Ackerwildkraut-Projekt
Aufgrund des extremen Artenschwundes der Ackerwildkräuter war klar, dass es einen konzeptionellen Ackerwildkrautschutz im Enzkreis geben muss, der die Arten wieder weiträumig auf die Flächen bringt und sie so vom Aussterben schützt. Im Jahr 2005 wurde schließlich das Projekt „Ackern für die Wildkräuter – Erhalt seltener Ackerwildkrautarten im Enzkreis“ ins Leben gerufen.
Unser Dank gilt den Landwirten und Landwirtinnen, die sich engagiert an dem Projekt beteiligen, dem miteinanderleben e.V. für die gute Zusammenarbeit und dem Enzkreis für die dauerhafte finanzielle Unterstützung.

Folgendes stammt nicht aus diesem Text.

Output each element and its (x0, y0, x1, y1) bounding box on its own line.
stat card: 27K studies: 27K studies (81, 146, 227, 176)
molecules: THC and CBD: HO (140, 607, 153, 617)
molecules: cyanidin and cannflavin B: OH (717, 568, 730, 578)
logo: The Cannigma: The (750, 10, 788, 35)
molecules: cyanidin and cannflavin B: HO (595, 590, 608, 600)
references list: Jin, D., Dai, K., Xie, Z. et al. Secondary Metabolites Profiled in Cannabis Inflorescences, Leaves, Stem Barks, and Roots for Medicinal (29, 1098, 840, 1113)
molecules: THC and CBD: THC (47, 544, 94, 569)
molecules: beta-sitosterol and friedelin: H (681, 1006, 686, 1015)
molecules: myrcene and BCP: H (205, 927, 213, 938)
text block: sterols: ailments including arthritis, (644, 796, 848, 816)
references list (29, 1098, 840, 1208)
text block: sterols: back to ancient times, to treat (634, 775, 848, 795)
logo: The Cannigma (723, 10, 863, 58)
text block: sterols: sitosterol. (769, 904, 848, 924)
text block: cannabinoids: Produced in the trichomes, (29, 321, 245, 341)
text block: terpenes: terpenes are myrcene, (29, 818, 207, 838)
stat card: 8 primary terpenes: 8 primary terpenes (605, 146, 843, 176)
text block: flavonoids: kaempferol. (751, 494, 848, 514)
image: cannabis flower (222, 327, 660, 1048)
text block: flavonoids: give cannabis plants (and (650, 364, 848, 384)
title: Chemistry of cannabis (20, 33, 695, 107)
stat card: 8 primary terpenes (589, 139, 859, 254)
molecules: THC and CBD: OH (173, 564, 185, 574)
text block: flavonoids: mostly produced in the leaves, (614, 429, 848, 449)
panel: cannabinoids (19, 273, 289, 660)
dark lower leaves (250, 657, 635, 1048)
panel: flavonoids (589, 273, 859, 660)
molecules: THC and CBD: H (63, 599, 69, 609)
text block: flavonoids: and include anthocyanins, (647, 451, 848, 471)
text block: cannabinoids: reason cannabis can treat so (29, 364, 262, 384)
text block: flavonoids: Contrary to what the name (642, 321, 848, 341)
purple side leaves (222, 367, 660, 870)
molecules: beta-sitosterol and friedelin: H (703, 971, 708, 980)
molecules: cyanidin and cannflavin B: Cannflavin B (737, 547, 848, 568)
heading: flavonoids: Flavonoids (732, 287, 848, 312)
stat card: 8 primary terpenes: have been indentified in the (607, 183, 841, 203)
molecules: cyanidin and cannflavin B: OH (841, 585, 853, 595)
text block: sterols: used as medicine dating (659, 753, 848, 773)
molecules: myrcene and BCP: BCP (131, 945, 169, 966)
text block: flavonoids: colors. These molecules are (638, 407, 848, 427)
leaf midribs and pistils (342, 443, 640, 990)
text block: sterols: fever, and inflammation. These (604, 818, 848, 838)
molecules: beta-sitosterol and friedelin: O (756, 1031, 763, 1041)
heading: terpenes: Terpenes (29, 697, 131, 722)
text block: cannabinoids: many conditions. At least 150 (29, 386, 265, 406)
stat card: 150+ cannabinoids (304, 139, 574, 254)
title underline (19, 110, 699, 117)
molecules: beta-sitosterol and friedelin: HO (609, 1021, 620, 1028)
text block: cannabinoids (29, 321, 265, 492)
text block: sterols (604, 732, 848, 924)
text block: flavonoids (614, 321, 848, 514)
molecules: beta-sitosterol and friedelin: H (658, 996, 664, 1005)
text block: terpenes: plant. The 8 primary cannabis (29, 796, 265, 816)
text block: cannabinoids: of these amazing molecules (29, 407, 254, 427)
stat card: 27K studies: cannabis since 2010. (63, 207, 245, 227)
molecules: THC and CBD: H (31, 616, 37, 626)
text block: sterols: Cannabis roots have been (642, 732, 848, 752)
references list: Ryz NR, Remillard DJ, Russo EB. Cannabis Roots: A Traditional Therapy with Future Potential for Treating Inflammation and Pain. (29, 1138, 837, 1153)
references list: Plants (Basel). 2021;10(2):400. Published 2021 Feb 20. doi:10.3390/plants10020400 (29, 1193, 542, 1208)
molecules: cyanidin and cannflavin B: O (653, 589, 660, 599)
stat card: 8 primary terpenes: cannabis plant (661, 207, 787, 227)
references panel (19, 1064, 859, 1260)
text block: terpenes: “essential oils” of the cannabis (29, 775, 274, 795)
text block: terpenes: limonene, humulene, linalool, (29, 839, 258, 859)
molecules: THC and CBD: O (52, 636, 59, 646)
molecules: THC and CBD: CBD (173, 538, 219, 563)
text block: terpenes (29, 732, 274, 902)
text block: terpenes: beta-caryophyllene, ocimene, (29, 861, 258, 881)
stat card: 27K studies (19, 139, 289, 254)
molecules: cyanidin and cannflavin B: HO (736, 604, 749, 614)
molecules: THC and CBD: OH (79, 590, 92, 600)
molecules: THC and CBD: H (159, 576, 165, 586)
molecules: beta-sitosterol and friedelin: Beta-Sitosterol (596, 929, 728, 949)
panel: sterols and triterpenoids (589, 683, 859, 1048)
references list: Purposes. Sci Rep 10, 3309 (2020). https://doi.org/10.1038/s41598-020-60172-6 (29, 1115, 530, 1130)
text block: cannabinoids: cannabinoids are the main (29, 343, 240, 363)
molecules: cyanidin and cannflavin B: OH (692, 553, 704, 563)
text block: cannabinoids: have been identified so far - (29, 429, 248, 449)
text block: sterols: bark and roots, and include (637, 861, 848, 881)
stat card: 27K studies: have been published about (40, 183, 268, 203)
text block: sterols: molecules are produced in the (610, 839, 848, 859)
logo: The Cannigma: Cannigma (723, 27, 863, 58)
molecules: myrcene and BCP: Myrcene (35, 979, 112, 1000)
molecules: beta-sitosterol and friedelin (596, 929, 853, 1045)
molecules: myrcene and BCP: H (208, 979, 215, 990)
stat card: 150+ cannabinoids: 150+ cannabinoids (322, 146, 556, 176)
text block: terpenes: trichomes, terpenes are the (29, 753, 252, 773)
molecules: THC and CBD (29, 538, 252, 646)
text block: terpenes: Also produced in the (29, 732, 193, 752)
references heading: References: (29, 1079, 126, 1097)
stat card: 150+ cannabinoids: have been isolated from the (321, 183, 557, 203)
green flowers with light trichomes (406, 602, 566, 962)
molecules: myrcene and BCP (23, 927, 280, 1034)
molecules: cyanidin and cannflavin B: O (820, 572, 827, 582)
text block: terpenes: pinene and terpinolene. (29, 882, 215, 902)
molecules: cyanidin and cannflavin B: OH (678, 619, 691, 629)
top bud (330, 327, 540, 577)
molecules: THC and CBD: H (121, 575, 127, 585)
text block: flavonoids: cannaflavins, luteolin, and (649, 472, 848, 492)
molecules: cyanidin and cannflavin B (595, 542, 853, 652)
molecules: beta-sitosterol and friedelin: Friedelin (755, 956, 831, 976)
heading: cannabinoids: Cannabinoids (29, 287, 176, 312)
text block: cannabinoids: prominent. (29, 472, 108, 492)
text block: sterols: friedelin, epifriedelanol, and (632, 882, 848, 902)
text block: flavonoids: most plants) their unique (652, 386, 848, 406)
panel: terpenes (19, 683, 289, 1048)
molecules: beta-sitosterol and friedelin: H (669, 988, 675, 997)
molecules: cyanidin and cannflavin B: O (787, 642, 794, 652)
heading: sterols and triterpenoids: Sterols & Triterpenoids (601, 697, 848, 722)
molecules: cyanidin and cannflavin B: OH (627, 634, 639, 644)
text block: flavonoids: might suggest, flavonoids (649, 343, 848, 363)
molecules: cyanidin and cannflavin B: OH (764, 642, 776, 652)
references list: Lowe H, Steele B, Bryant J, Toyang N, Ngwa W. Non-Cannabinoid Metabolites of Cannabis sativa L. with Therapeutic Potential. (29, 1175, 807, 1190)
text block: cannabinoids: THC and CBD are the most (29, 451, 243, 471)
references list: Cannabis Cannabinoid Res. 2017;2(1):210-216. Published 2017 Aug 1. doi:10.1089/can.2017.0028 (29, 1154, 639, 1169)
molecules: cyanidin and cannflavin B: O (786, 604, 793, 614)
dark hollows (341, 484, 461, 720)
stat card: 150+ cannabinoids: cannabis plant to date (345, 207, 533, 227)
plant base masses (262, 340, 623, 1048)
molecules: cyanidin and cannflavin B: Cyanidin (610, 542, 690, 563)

2022 überzeugte das Projekt sogar die Jury des Landeswettbewerbs “Baden-Württemberg blüht” und war unter den prämierten Projekten, die neue Lebensräume für heimische Tier- und Pflanzenarten schaffen, erhalten oder wiederherstellen sollen.
Im Folgenden wird das Projekt näher beschrieben und auf die einzelnen Projektschritte eingegangen, die in der untenstehenden Abbildung in zeitlicher Abfolge dargestellt sind.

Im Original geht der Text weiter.